Statistics is a branch of mathematics. It consists of tools and techniques that help describe, organize and interpret information or data.* There are a couple of ways to do this:

The Oregon Tech Libraries offer several books that can help you with statistics. Many of these books employ various tooks to help them in analyzing data such as R, Python, SPSS, and Tableau. However, the general principles will be the same for any tool you use.

**Descriptive Statistics** summarizes or describes data characteristics in a meaningful way. In general, there are two ways in which this data is usually described: Measures of central tendency (e.g. mode, median, mean) or Measures of spread (e.g. range, quartiles, standard deviation)

**Inferential Statistics** draws conclustions (predictions) from population samples to make generalizations about the entire population

**Central Tendencies**

(an estimate of the "center" of a distribution of values)

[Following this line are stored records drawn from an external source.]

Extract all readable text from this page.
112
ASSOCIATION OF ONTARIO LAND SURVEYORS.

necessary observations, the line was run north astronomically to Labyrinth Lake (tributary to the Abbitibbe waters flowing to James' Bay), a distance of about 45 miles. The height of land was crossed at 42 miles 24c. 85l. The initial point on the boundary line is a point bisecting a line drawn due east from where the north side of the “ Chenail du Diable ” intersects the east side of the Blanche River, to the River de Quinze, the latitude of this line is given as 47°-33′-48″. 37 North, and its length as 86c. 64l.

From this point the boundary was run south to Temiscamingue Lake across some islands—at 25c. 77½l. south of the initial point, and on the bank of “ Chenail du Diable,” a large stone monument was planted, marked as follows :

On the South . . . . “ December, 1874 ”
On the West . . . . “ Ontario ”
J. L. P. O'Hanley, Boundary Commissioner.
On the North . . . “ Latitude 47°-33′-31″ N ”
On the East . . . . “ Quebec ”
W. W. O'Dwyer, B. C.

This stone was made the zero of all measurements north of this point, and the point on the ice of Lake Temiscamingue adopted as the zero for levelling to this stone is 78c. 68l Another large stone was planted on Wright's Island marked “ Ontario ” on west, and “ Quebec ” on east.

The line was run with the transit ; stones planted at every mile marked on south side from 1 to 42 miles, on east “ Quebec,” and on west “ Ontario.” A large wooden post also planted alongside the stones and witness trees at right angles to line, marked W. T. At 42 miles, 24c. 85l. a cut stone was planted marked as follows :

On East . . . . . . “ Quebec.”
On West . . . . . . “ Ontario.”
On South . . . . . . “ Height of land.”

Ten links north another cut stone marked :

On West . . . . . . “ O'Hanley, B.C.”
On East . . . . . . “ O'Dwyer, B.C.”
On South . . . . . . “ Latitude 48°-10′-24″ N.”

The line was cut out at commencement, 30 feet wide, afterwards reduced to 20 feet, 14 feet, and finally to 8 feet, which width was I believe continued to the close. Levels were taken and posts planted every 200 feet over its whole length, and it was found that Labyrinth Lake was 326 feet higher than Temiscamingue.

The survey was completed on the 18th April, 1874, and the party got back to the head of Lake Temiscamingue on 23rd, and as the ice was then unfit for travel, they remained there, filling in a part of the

__Median__: The "middle" of a sorted list of numbers

- Found by ordering the numbers and finding the middle number
- When the list of numbers is even, the 2 middle numbers are averaged for the median
- Also known as the 50th percentile

__Mean__: Same as what most people call average.

- Found by adding up a list of numbers and dividing by the count of numbers in the list

__Mode__: The most commonly occuring value

- Found by counting those numbers that repeat
- Those that repeat the most are the "mode"
- There may be more than one "mode"
- There may be no mode

**Disperson**

(spread of the values around the central tendency)

__Standard Deviation__: extent of deviation for a group as a whole- Find the Mean
- Subtract the mean from the value of each item
- Square the result
- When finished, sum all the results
- Divide that answer by a number that is 1 less than the total number of items
- Take the square root of the quotient

__Quartiles__: Along with the Median, these are values that devide your data into 4 parts.- For the first quartile (Q1) find the middle number between the smallest number and the median
- For the thrid quartile (Q3) find the middle number between the largest number and the median

**Distribution**(summary of the frequency of individual values or ranges of values for a variable)

__Frequency Distribution__: A table showing the values in a sample and how often they occur__Population__: The subjects of a particular study

__Parameters__: A characteristic or property of a population

__Sample__: A subset of the population. What data is collected

__Statistic__: A characteristic of a sample

**Estimation of parameters**

__Confidence intervals__: the best estimation of the parameter of a population value given the sample value.* It is equivelent to the Mean plus or minus the error of margin.

__Error of margin__:

- Calculated by taking the standard deviation (or standard error)
- Dividing it by the square root of the number of observations (> 30 if the std dev is from the sample)
- Multiplying the result by the Confidence Interval (1.96 for a 95% confidence level and 2.576 for 99% confidence level)

**Hypothesis testing**

__Null hypothesis__: When comparing two populations, the assumption that there will be no difference between them.

__Regression analysis__: A statistical process for estimating relationships among variables. It is used to determine which independent variables (

*x*) will have an impact on the main factor (dependent variable -

*y*) you are trying to understand.

__T-test__: Used to determine if there is a significant difference between the means of two groups.

__ANOVA__: Analysis of Variance. A test for the difference between two

**or more**means*